There was a moment of surprised silence. Cecilia was the first to react. “But he's a man of violence!”

“Come on, it's not unknown,” Richard said impatiently. “A fighting man sometimes decides to abandon his life of warfare and seek forgiveness for his sins.”

“In old age, perhaps,” Cecilia said. “This man is not yet twenty-five. He's fleeing some danger.” She looked hard at Richard. “Who threatens his life?”

“Curb your curiosity,” Richard said rudely. “He wants to be a monk, not a nun, so you need not inquire further.” It was a shocking way to talk to a prioress, but the sons of earls could get away with such rudeness. He turned to Anthony. “You must admit him.”

Anthony said: “The priory is too poor to take on any more monks—unless there were to be a gift that would pay the costs…”

“It will be arranged.”

“It would have to be adequate to the need—”

“It will be arranged!”

“Very well.”

Cecilia was suspicious. She said to Anthony: “Do you know more about this man than you're telling me?”

“I see no reason to turn him away.”

“What makes you think he's a genuine penitent?”

Everyone looked at Thomas. His eyes had closed.

Anthony said: “He will have to prove his sincerity during his novitiate, like anyone else.”

She was clearly dissatisfied, but for once Anthony was not asking her for the money, so there was nothing she could do. “We'd better get on with treating this wound,” she said.
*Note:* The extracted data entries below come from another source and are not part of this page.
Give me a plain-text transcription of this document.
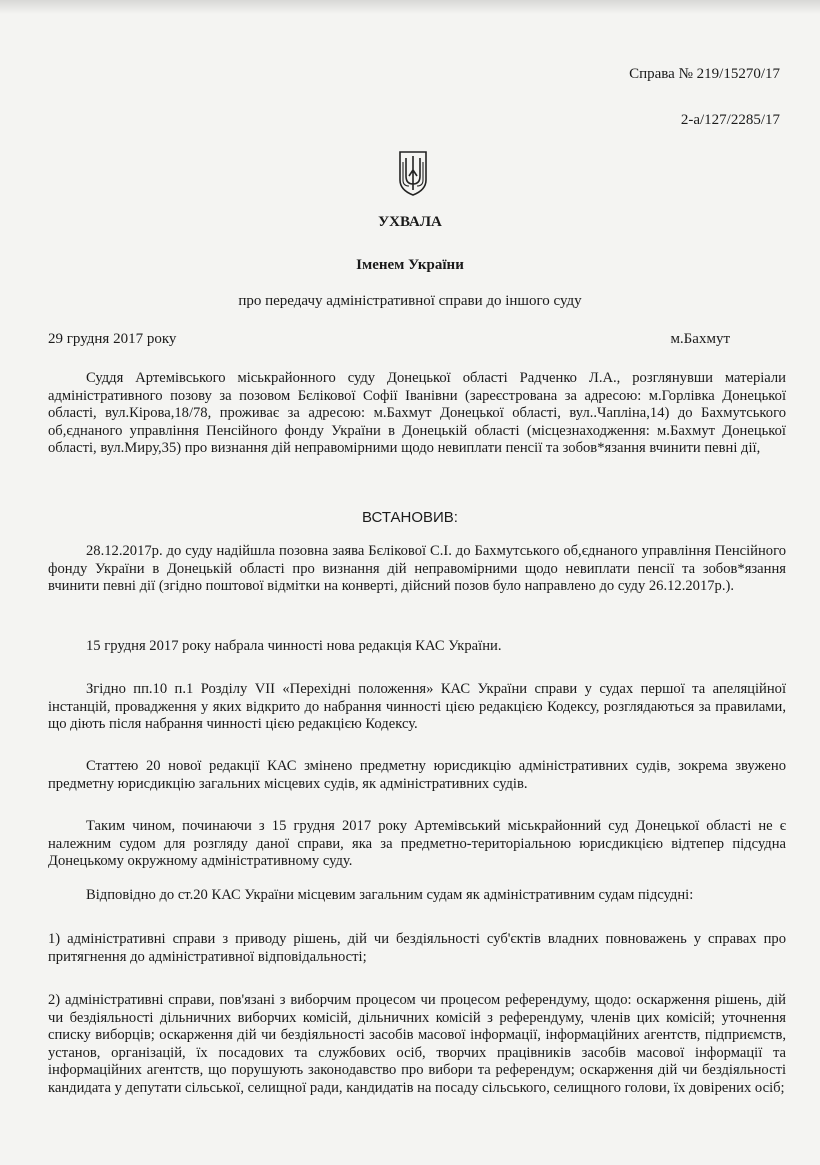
Справа № 219/15270/17
2-а/127/2285/17
УХВАЛА
Іменем України
про передачу адміністративної справи до іншого суду
29 грудня 2017 року	м.Бахмут

Суддя Артемівського міськрайонного суду Донецької області Радченко Л.А., розглянувши матеріали адміністративного позову за позовом Бєлікової Софії Іванівни (зареєстрована за адресою: м.Горлівка Донецької області, вул.Кірова,18/78, проживає за адресою: м.Бахмут Донецької області, вул..Чапліна,14) до Бахмутського об,єднаного управління Пенсійного фонду України в Донецькій області (місцезнаходження: м.Бахмут Донецької області, вул.Миру,35) про визнання дій неправомірними щодо невиплати пенсії та зобов*язання вчинити певні дії,

ВСТАНОВИВ:

28.12.2017р. до суду надійшла позовна заява Бєлікової С.І. до Бахмутського об,єднаного управління Пенсійного фонду України в Донецькій області про визнання дій неправомірними щодо невиплати пенсії та зобов*язання вчинити певні дії (згідно поштової відмітки на конверті, дійсний позов було направлено до суду 26.12.2017р.).

15 грудня 2017 року набрала чинності нова редакція КАС України.

Згідно пп.10 п.1 Розділу VII «Перехідні положення» КАС України справи у судах першої та апеляційної інстанцій, провадження у яких відкрито до набрання чинності цією редакцією Кодексу, розглядаються за правилами, що діють після набрання чинності цією редакцією Кодексу.

Статтею 20 нової редакції КАС змінено предметну юрисдикцію адміністративних судів, зокрема звужено предметну юрисдикцію загальних місцевих судів, як адміністративних судів.

Таким чином, починаючи з 15 грудня 2017 року Артемівський міськрайонний суд Донецької області не є належним судом для розгляду даної справи, яка за предметно-територіальною юрисдикцією відтепер підсудна Донецькому окружному адміністративному суду.

Відповідно до ст.20 КАС України місцевим загальним судам як адміністративним судам підсудні:

1) адміністративні справи з приводу рішень, дій чи бездіяльності суб'єктів владних повноважень у справах про притягнення до адміністративної відповідальності;

2) адміністративні справи, пов'язані з виборчим процесом чи процесом референдуму, щодо: оскарження рішень, дій чи бездіяльності дільничних виборчих комісій, дільничних комісій з референдуму, членів цих комісій; уточнення списку виборців; оскарження дій чи бездіяльності засобів масової інформації, інформаційних агентств, підприємств, установ, організацій, їх посадових та службових осіб, творчих працівників засобів масової інформації та інформаційних агентств, що порушують законодавство про вибори та референдум; оскарження дій чи бездіяльності кандидата у депутати сільської, селищної ради, кандидатів на посаду сільського, селищного голови, їх довірених осіб;
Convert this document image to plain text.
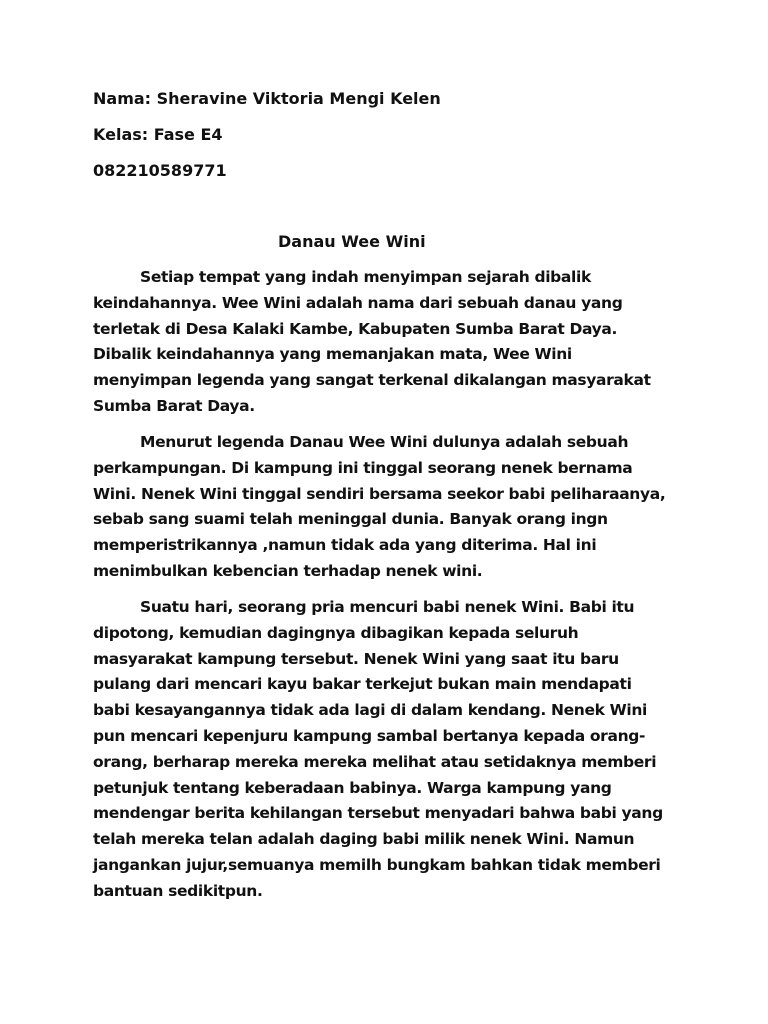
Nama: Sheravine Viktoria Mengi Kelen
Kelas: Fase E4
082210589771
Danau Wee Wini
Setiap tempat yang indah menyimpan sejarah dibalik
keindahannya. Wee Wini adalah nama dari sebuah danau yang
terletak di Desa Kalaki Kambe, Kabupaten Sumba Barat Daya.
Dibalik keindahannya yang memanjakan mata, Wee Wini
menyimpan legenda yang sangat terkenal dikalangan masyarakat
Sumba Barat Daya.
Menurut legenda Danau Wee Wini dulunya adalah sebuah
perkampungan. Di kampung ini tinggal seorang nenek bernama
Wini. Nenek Wini tinggal sendiri bersama seekor babi peliharaanya,
sebab sang suami telah meninggal dunia. Banyak orang ingn
memperistrikannya ,namun tidak ada yang diterima. Hal ini
menimbulkan kebencian terhadap nenek wini.
Suatu hari, seorang pria mencuri babi nenek Wini. Babi itu
dipotong, kemudian dagingnya dibagikan kepada seluruh
masyarakat kampung tersebut. Nenek Wini yang saat itu baru
pulang dari mencari kayu bakar terkejut bukan main mendapati
babi kesayangannya tidak ada lagi di dalam kendang. Nenek Wini
pun mencari kepenjuru kampung sambal bertanya kepada orang-
orang, berharap mereka mereka melihat atau setidaknya memberi
petunjuk tentang keberadaan babinya. Warga kampung yang
mendengar berita kehilangan tersebut menyadari bahwa babi yang
telah mereka telan adalah daging babi milik nenek Wini. Namun
jangankan jujur,semuanya memilh bungkam bahkan tidak memberi
bantuan sedikitpun.
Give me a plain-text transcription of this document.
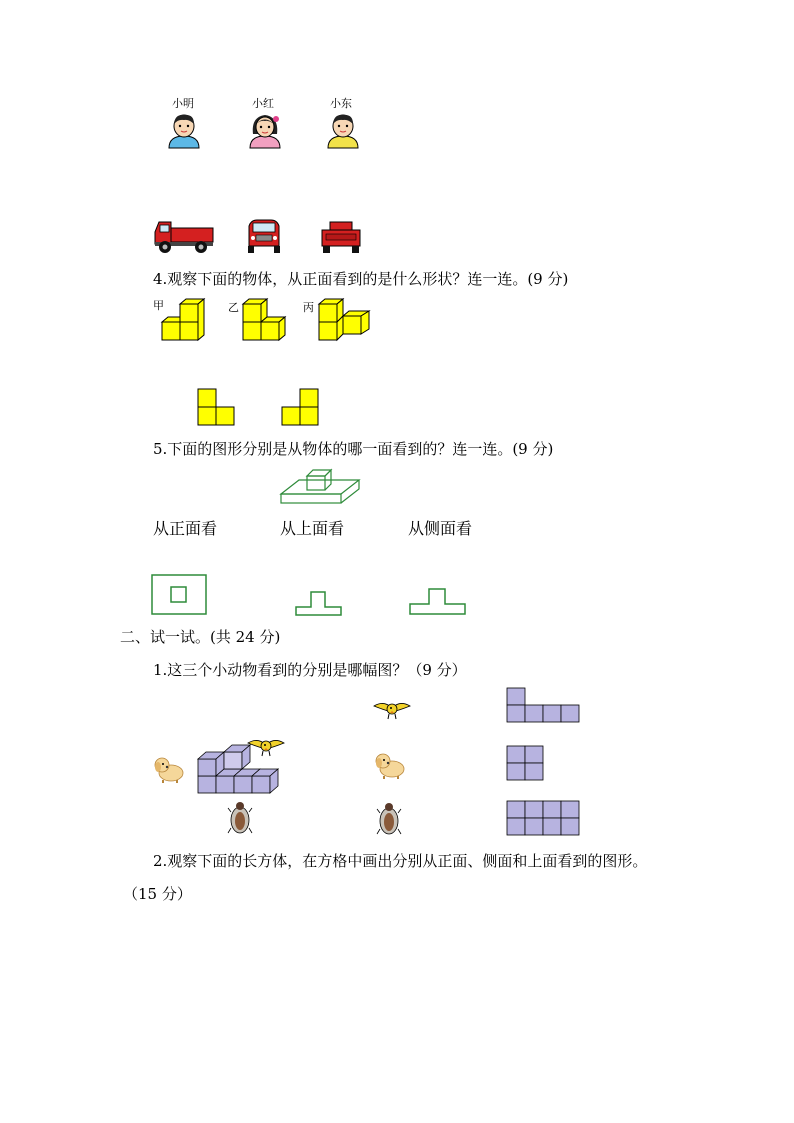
小明	小红	小东
4.观察下面的物体，从正面看到的是什么形状？连一连。(9 分)
甲	乙	丙
5.下面的图形分别是从物体的哪一面看到的？连一连。(9 分)
从正面看	从上面看	从侧面看
二、试一试。(共 24 分)
1.这三个小动物看到的分别是哪幅图？（9 分）
2.观察下面的长方体，在方格中画出分别从正面、侧面和上面看到的图形。
（15 分）
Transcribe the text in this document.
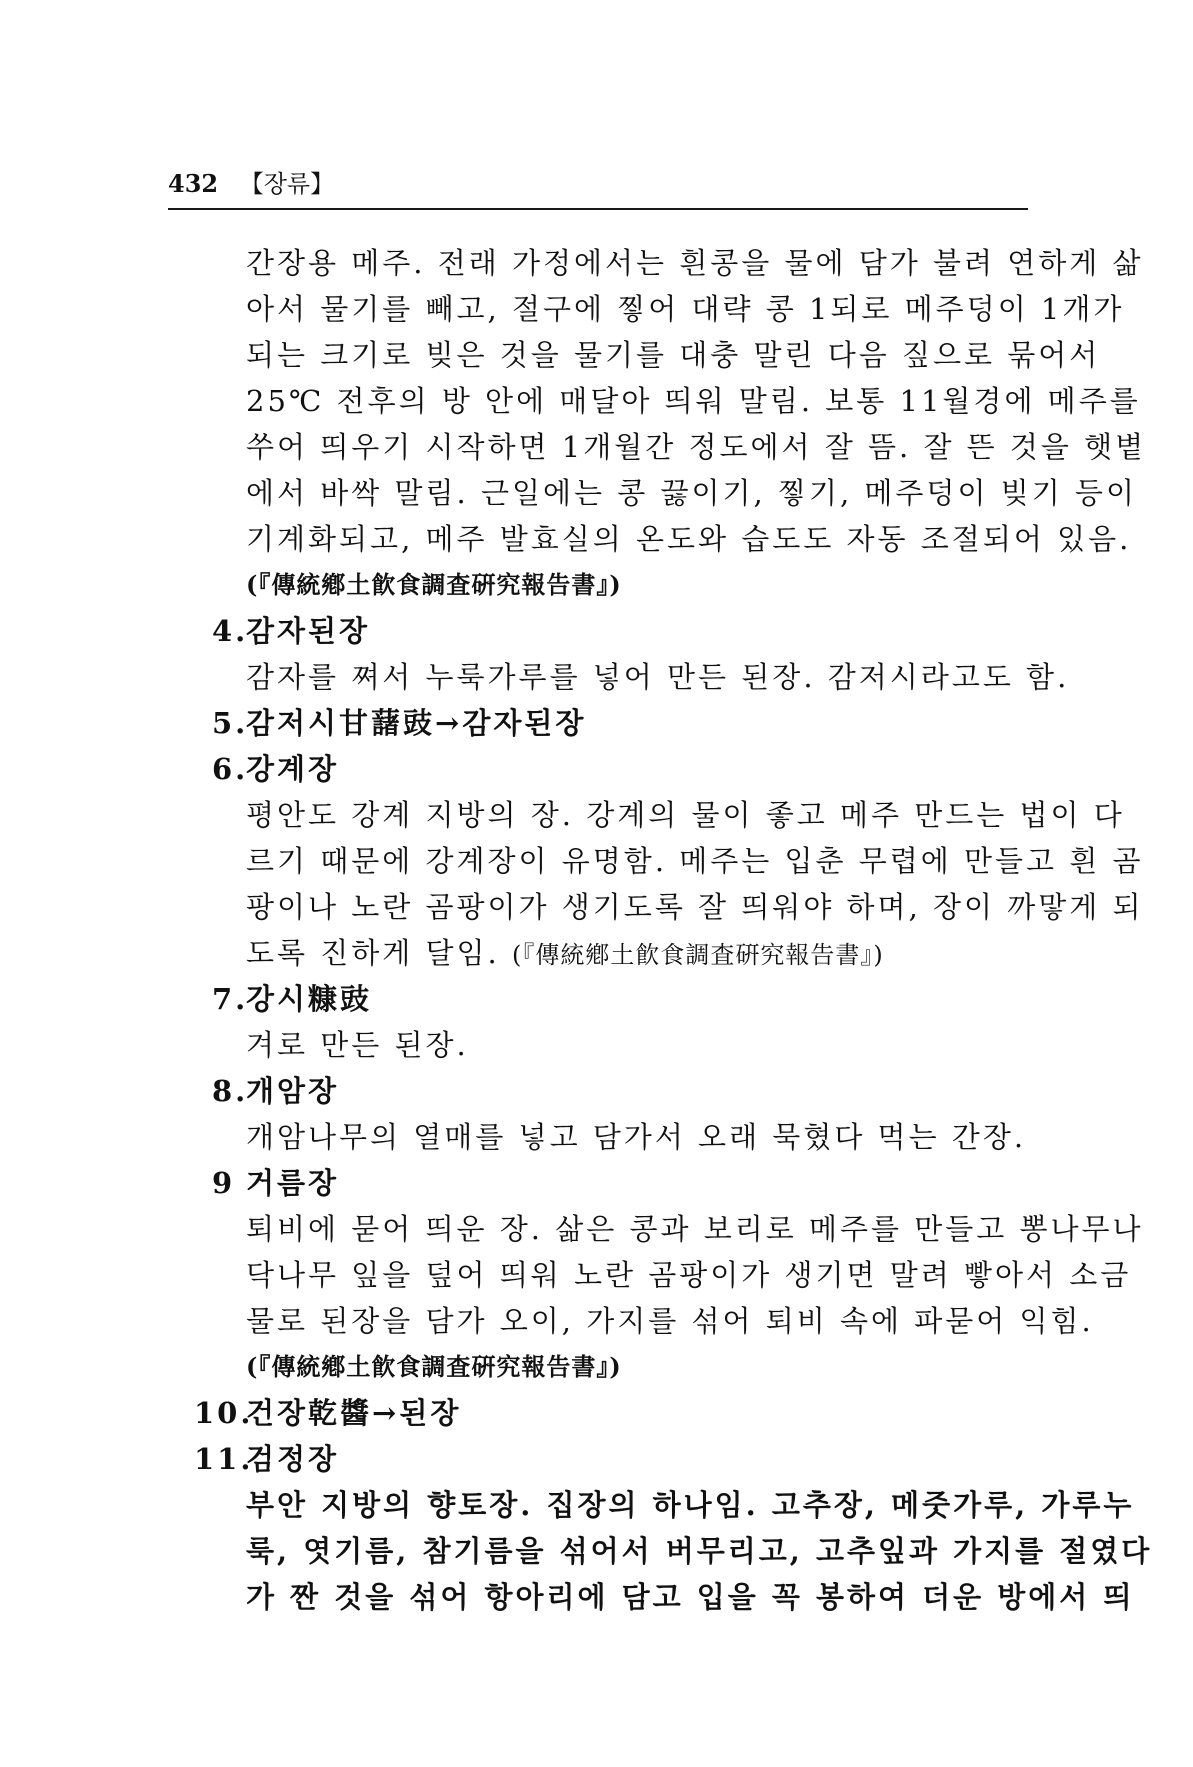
432 【장류】
간장용 메주. 전래 가정에서는 흰콩을 물에 담가 불려 연하게 삶
아서 물기를 빼고, 절구에 찧어 대략 콩 1되로 메주덩이 1개가
되는 크기로 빚은 것을 물기를 대충 말린 다음 짚으로 묶어서
25℃ 전후의 방 안에 매달아 띄워 말림. 보통 11월경에 메주를
쑤어 띄우기 시작하면 1개월간 정도에서 잘 뜸. 잘 뜬 것을 햇볕
에서 바싹 말림. 근일에는 콩 끓이기, 찧기, 메주덩이 빚기 등이
기계화되고, 메주 발효실의 온도와 습도도 자동 조절되어 있음.
(『傳統鄕土飮食調査硏究報告書』)
4.감자된장
감자를 쪄서 누룩가루를 넣어 만든 된장. 감저시라고도 함.
5.감저시甘藷豉→감자된장
6.강계장
평안도 강계 지방의 장. 강계의 물이 좋고 메주 만드는 법이 다
르기 때문에 강계장이 유명함. 메주는 입춘 무렵에 만들고 흰 곰
팡이나 노란 곰팡이가 생기도록 잘 띄워야 하며, 장이 까맣게 되
도록 진하게 달임. (『傳統鄕土飮食調査硏究報告書』)
7.강시糠豉
겨로 만든 된장.
8.개암장
개암나무의 열매를 넣고 담가서 오래 묵혔다 먹는 간장.
9 거름장
퇴비에 묻어 띄운 장. 삶은 콩과 보리로 메주를 만들고 뽕나무나
닥나무 잎을 덮어 띄워 노란 곰팡이가 생기면 말려 빻아서 소금
물로 된장을 담가 오이, 가지를 섞어 퇴비 속에 파묻어 익힘.
(『傳統鄕土飮食調査硏究報告書』)
10.건장乾醬→된장
11.검정장
부안 지방의 향토장. 집장의 하나임. 고추장, 메줏가루, 가루누
룩, 엿기름, 참기름을 섞어서 버무리고, 고추잎과 가지를 절였다
가 짠 것을 섞어 항아리에 담고 입을 꼭 봉하여 더운 방에서 띄
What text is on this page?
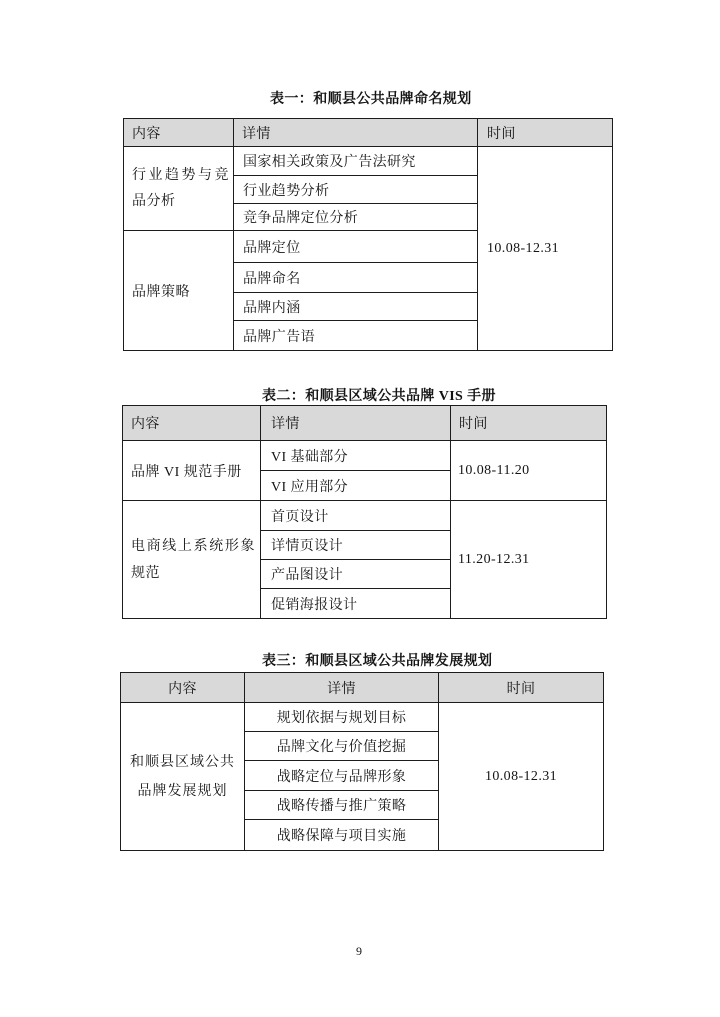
表一：和顺县公共品牌命名规划
内容	详情	时间
行业趋势与竞品分析	国家相关政策及广告法研究	10.08-12.31
	行业趋势分析	
	竞争品牌定位分析	
品牌策略	品牌定位	
	品牌命名	
	品牌内涵	
	品牌广告语	
表二：和顺县区域公共品牌 VIS 手册
内容	详情	时间
品牌 VI 规范手册	VI 基础部分	10.08-11.20
	VI 应用部分	
电商线上系统形象规范	首页设计	11.20-12.31
	详情页设计	
	产品图设计	
	促销海报设计	
表三：和顺县区域公共品牌发展规划
内容	详情	时间
和顺县区域公共品牌发展规划	规划依据与规划目标	10.08-12.31
	品牌文化与价值挖掘	
	战略定位与品牌形象	
	战略传播与推广策略	
	战略保障与项目实施	
9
Saul said: “He refused Brother Joseph's treatment. That's why we had to fetch the Father Prior.”

Anthony leaned over the patient. In a loud voice, as if speaking to someone deaf, he said: “You must have the treatment prescribed by Brother Joseph. He knows best.”

Thomas appeared unconscious.

Anthony turned to Joseph. “He is no longer objecting.”

Matthew Barber said: “He could lose his arm!”

“You'd better leave,” Anthony told him.

Looking angry, Matthew went out.

Anthony said to Richard: “Perhaps you would come to the prior's house for a cup of cider.”

“Thank you.”

As they left, Anthony said to Godwyn: “Stay here and help the Mother Prioress. Come to me before Vespers and tell me how the knight is recovering.”

Prior Anthony did not normally worry about the progress of individual patients. Clearly he had a special interest in this one.

Godwyn watched as Brother Joseph applied ointment to the arm of the now-unconscious knight. He thought he had probably ensured Cecilia's financial support by giving the correct answer to the question, but he was keen to get her explicit agreement. When Brother Joseph had done, and Cecilia was bathing Thomas's forehead with rose water, he said: “I hope you will consider my request favorably.”

She gave him a sharp look. “I might as well tell you now that I have decided to give the money to Saul.”